2012/11/1402:06关键词:雅思阅读备考素材:科技与自然(下)
下面继续是北京新航道小编整合网络资源为同学们总结的雅思阅读备考材料的第二部分,主要是关于“科技与自然”的相关内容。
Other examples of biomimetics abound: Autotype, a materials firm, has developed a plastic film based on the complex microstructures found in moth eyes, which have evolved to collect as much light as possible without reflection. When applied to the screen of a mobile phone, the film reduces reflections and improves readability, and improves battery life since there is less need to illuminate the screen. Researchers at the University of Florida, meanwhile, have devised a coating inspired by the rough, bristly skin of sharks. It can be applied to the hulls of ships and submarines to prevent algae and barnacles from attaching themselves. At Penn State University, engineers have designed aircraft wings that can change shape in different phases of flight, just as birds' wings do. And Dr Vincent has devised a smart fabric, inspired by the way in which pine cones open and close depending on the humidity, that could be used to make clothing that adjusts to changing body temperatures and keeps the wearer cool.
From hit-and-miss to point-and-click
Yet despite all these successes, biomimetics still depends far too heavily on serendipity, says Dr Vincent. He estimates that there is only a 10% overlap between biological and technological mechanisms used to solve particular problems. In other words, there is still an enormous number of potentially useful mechanisms that have yet to be exploited. The problem is that the engineers looking for solutions depend on biologists having already found them—and the two groups move in different circles and speak very different languages. A natural mechanism or property must first be discovered by biologists, described in technological terms, and then picked up by an engineer who recognises its potential.
This process is entirely the wrong way round, says Dr Vincent. “To be effective, biomimetics should be providing examples of suitable technologies from biology which fulfil the requirements of a particular engineering problem,” he explains. That is why he and his colleagues, with funding from Britain's Engineering and Physical Sciences Research Council, have spent the past three years building a database of biological tricks which engineers will be able to access to find natural solutions to their design problems. A search of the database with the keyword “propulsion”, for example, produces a range of propulsion mechanisms used by jellyfish, frogs and crustaceans.
The database can also be queried using a technique developed in Russia, known as the theory of inventive problem solving, or TRIZ. In essence, this is a set of rules that breaks down a problem into smaller parts, and those parts into particular functions that must be performed by components of the solution. Usually these functions are compared against a database of engineering patents, but Dr Vincent's team have substituted their database of “biological patents” instead. These are not patents in the conventional sense, of course, since the information will be available for use by anyone. By calling biomimetic tricks “biological patents”, the researchers are just emphasising that nature is, in effect, the patent holder.
One way to use the system is to characterise an engineering problem in the form of a list of desirable features that the solution ought to have, and another list of undesirable features that it ought to avoid. The database is then searched for any biological patents that meet those criteria. So, for example, searching for a means of defying gravity might produce a number of possible solutions taken from different flying creatures but described in engineering terms. “If you want flight, you don't copy a bird, but you do copy the use of wings and aerofoils,” says Dr Vincent.

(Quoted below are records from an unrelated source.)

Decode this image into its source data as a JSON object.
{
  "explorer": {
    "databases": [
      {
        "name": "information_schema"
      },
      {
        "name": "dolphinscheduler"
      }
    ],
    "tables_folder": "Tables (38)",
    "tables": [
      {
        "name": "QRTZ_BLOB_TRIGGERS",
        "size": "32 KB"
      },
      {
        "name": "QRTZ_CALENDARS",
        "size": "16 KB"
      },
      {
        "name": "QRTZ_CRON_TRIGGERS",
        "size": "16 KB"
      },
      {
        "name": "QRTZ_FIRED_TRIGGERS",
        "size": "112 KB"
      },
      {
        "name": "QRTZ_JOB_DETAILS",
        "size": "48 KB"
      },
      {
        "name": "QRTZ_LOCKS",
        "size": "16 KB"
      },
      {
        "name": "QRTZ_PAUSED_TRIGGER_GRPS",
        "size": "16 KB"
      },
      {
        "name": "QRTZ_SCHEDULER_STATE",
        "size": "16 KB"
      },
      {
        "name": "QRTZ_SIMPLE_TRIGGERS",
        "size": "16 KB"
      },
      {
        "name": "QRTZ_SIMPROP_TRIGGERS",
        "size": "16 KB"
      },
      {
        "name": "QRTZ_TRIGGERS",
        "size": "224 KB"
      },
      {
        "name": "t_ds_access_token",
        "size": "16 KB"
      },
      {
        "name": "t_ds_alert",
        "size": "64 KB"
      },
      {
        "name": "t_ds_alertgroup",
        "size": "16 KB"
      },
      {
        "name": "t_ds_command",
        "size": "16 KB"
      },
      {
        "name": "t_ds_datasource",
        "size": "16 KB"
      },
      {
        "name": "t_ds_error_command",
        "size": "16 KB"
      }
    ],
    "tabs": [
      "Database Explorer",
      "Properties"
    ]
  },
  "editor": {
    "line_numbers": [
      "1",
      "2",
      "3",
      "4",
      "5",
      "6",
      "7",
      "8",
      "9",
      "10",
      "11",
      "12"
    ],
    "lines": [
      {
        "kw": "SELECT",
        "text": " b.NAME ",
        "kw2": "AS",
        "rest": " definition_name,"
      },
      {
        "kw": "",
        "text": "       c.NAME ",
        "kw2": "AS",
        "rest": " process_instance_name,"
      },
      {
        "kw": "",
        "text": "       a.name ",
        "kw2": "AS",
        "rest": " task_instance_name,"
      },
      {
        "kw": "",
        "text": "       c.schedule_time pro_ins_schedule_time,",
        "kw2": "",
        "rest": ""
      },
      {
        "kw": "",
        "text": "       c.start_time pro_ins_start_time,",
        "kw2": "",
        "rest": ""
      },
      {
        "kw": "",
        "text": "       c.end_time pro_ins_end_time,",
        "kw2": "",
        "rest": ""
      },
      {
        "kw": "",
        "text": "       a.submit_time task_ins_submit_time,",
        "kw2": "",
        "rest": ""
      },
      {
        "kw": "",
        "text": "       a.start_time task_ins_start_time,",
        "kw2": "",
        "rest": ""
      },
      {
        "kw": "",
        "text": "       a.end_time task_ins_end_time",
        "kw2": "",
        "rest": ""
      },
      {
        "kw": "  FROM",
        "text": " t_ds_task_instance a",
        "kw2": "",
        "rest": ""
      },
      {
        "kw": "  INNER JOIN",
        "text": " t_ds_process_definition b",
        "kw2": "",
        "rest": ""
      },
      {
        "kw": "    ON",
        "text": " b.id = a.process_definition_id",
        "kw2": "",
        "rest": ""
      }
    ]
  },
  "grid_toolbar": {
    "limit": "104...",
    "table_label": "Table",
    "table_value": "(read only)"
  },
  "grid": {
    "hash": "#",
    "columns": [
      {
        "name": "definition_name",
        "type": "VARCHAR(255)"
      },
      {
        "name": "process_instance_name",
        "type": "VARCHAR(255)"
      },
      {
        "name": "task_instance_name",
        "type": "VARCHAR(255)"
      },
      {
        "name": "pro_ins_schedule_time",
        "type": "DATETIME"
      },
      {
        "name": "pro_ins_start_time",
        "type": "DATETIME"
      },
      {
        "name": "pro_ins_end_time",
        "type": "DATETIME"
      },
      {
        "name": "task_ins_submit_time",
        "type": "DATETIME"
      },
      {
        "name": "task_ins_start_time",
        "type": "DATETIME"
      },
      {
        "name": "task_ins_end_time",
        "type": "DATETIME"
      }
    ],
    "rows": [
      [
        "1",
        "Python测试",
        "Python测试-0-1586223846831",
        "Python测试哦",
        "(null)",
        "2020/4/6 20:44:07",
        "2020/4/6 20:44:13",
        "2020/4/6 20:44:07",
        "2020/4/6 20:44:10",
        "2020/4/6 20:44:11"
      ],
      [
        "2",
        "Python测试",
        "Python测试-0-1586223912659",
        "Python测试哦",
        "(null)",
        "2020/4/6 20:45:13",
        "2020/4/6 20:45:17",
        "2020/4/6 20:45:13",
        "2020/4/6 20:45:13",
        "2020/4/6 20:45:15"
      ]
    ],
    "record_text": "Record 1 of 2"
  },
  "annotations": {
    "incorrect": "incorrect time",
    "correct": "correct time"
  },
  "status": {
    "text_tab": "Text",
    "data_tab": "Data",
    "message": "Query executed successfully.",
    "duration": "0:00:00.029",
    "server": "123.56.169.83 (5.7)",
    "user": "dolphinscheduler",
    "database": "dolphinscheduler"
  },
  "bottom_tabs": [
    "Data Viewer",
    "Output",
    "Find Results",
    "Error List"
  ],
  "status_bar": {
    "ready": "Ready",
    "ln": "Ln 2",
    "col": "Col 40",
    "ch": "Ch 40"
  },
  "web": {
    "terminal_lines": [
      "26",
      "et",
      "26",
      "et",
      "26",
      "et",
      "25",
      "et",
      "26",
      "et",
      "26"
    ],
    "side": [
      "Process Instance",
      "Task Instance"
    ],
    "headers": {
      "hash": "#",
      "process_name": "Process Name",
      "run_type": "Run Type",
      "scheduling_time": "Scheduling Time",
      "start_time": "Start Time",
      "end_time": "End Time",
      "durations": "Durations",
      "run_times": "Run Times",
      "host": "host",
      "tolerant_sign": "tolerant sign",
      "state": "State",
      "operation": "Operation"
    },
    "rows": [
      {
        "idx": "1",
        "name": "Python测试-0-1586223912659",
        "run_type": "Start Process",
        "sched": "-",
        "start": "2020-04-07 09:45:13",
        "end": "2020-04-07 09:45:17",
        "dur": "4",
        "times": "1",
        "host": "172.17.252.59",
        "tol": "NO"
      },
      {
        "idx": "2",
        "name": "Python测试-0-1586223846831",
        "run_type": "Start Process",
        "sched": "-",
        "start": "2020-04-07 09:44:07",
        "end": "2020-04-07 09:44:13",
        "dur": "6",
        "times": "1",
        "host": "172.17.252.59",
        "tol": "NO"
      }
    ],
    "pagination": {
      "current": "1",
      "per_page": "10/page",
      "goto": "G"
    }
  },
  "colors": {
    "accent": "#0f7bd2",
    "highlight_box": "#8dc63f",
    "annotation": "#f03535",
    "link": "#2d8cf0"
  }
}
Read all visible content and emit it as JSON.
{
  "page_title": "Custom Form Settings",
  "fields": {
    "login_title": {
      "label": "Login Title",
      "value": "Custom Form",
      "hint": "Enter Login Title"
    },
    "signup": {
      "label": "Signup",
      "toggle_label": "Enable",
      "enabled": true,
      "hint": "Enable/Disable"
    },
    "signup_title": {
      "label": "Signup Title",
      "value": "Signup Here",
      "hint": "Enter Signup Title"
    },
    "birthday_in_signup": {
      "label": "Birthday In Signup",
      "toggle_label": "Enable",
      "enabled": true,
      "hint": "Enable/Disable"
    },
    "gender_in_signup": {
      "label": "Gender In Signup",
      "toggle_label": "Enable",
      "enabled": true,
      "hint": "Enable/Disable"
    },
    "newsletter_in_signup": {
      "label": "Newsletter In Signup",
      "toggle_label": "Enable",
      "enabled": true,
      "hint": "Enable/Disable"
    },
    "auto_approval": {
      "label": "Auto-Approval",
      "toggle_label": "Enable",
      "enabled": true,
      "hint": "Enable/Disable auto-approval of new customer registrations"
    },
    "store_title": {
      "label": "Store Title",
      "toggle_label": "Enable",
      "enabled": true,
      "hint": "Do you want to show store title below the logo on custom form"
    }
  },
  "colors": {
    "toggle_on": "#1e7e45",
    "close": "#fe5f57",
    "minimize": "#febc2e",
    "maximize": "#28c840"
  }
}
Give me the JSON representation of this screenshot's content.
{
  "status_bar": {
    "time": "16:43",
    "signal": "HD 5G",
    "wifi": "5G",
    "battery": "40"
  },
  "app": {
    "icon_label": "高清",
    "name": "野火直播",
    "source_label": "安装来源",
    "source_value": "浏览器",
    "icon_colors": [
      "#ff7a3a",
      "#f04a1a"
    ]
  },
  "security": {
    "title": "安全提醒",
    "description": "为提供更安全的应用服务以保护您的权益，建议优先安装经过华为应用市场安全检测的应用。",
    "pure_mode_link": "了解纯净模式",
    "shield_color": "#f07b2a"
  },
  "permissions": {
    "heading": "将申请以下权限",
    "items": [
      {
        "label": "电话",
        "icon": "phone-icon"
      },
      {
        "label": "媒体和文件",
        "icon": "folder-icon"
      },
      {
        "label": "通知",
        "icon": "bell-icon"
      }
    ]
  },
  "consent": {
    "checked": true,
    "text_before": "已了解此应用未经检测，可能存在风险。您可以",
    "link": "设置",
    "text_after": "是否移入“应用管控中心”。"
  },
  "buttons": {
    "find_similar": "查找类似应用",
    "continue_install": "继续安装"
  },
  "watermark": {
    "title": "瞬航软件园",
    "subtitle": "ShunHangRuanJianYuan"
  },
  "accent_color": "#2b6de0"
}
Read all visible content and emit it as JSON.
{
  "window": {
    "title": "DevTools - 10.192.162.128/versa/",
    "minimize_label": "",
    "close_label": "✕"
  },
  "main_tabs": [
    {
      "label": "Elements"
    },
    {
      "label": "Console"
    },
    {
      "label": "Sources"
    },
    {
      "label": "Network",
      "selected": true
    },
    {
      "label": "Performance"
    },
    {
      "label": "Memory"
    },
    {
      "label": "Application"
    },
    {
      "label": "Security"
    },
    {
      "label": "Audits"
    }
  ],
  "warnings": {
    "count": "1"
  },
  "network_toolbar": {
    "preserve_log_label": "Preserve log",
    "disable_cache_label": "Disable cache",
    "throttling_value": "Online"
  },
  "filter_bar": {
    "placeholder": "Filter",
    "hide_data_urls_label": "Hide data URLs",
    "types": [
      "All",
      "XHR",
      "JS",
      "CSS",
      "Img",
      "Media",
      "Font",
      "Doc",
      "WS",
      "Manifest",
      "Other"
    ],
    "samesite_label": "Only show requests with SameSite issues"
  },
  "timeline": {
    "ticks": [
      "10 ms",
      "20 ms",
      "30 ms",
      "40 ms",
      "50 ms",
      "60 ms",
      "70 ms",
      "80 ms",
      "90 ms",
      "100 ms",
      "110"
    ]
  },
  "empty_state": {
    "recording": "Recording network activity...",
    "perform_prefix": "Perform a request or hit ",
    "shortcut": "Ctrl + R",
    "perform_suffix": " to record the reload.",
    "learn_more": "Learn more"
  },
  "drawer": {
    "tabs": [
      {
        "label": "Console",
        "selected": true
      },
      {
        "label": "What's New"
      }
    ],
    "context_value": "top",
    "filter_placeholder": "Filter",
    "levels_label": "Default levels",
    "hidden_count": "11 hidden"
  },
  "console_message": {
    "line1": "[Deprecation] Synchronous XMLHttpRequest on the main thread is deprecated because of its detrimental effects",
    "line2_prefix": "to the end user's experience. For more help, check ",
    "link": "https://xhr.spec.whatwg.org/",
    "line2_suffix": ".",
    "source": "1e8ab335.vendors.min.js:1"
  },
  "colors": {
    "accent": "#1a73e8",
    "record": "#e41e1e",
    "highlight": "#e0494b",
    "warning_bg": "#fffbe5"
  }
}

He hopes that the database will store more than just blueprints for biological mechanisms that can be replicated using technology. Biomimetics can help with software, as well as hardware, as the robolobster built by Dr Ayers demonstrates. Its physical design and control systems are both biologically inspired. Most current robots, in contrast, are deterministically programmed. When building a robot, the designers must anticipate every contingency of the robot's environment and tell it how to respond in each case. Animal models, however, provide a plethora of proven solutions to real-world problems that could be useful in all sorts of applications. “The set of behavioural acts that a lobster goes through when searching for food is exactly what one would want a robot to do to search for underwater mines,” says Dr Ayers. It took nature millions of years of trial and error to evolve these behaviours, he says, so it would be silly not to take advantage of them.
Although Dr Vincent's database will not be capable of providing such specific results as control algorithms, it could help to identify natural systems and behaviours that might be useful to engineers. But it is still early days. So far the database contains only 2,500 patents. To make it really useful, Dr Vincent wants to collect ten times as many, a task for which he intends to ask the online community for help. Building a repository of nature's cleverest designs, he hopes, will eventually make it easier and quicker for engineers to steal and reuse them.